No matter the level of throughput or complexity of the product, quality remains paramount for any manufacturer. The right IT investments can bring better oversight to the quality-control process. For example, a quality management system (QMS) can help manufacturers maintain consistent quality standards by tracking a wide range of variables. Statistical process control (SPC) can provide real-time data insights to identify and correct production issues. At the root of it all, data analytics set the tone for better production standards by illuminating trends and patterns in production.

The ROI of these IT investments is limitless with enhanced customer satisfaction and a stronger brand reputation, as well as fewer costs associated with rework, returns, and warranty claims. Where compliance and regulatory requirements loom, quality-control technologies can help manufacturers avoid fines and legal issues by tightening the tolerance for what passes and what fails at the end of the production line.

Cybersecurity

A wealth of technological opportunities is available for manufacturers willing to embrace IT. But with opportunity comes risk — specifically, the risk of digitizing without a cybersecurity mindset.

CPG manufacturers are prime targets for bad actors seeking to ransom data. Each new expansion of IT infrastructure increases a producer’s potential attack surface. As they make the smart decision to prioritize IT, manufacturers must make an even smarter decision and marry cybersecurity considerations to this decision. Whether in-house or outsourced, a security-first strategy enables producers to focus on the benefits of their IT investments rather than worry about dealing with the fallout of a data breach, ransomware event, or another hack.
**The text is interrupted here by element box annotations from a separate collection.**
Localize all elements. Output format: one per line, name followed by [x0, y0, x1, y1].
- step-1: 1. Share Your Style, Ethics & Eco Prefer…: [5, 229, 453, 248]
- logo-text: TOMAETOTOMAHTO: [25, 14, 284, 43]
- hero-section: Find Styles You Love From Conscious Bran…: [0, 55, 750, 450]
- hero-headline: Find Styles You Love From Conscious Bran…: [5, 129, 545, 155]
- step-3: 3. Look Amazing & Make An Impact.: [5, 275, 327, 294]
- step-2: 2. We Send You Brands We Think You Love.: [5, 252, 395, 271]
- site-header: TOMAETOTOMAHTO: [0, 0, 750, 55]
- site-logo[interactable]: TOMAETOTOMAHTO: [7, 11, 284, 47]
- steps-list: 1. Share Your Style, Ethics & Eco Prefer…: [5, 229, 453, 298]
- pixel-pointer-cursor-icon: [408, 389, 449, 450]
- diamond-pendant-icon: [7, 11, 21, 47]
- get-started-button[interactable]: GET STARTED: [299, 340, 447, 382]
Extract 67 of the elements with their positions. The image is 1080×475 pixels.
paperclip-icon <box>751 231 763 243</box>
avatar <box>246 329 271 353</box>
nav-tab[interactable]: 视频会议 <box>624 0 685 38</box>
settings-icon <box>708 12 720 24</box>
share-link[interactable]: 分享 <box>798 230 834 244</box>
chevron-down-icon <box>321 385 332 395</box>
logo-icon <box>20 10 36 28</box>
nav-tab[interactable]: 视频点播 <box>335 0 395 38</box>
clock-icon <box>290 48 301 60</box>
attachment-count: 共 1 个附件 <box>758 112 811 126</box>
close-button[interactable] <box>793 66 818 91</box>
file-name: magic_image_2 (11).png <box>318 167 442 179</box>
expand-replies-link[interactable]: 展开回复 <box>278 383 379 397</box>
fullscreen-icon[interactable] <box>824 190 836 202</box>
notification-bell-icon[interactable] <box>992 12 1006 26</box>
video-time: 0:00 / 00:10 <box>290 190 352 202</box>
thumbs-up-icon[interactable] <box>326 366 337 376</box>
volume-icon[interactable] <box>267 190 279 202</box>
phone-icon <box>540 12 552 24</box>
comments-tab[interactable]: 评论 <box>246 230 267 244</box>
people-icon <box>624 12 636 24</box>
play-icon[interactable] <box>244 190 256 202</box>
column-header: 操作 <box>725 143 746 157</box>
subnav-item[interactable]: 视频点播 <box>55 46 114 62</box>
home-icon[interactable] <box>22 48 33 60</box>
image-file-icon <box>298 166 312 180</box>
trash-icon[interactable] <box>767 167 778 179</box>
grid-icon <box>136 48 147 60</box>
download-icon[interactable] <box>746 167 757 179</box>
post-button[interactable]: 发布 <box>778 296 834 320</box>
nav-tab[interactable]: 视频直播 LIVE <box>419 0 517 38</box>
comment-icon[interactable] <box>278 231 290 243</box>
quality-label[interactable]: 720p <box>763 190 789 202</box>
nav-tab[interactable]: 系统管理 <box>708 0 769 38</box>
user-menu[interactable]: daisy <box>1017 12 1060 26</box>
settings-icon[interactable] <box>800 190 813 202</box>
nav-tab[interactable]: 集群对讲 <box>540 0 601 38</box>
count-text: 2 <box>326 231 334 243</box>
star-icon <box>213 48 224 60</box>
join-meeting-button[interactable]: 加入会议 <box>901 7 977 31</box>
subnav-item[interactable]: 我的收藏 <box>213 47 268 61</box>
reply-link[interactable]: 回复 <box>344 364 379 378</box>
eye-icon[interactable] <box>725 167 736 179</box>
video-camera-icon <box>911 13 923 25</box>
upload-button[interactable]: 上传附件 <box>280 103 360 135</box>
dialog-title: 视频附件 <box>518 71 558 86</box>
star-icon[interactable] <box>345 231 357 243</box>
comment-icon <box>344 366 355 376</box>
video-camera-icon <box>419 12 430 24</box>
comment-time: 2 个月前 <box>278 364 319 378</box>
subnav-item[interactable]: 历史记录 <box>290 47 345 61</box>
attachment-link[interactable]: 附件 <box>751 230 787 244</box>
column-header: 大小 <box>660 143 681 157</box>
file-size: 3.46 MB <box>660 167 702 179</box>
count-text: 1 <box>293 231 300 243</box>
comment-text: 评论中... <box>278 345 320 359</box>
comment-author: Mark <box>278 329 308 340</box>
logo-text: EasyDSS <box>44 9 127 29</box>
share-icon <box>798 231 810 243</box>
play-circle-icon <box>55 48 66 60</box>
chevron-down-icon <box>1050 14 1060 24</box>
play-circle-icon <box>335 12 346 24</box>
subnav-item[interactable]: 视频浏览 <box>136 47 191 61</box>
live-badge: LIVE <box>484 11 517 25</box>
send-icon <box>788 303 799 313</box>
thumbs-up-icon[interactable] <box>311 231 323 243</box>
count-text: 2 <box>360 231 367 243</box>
Digitization is the way forward

CPG manufacturers who prioritize IT investments will have a considerable advantage as manufacturing grows more competitive. Their ability to see into production, identify optimizations, improve quality, and maximize throughput will help them remain agile and adaptable. With the right IT priorities and a commitment to monitoring and managing their digital investments, CPG producers can thrive amid mounting manufacturing challenges.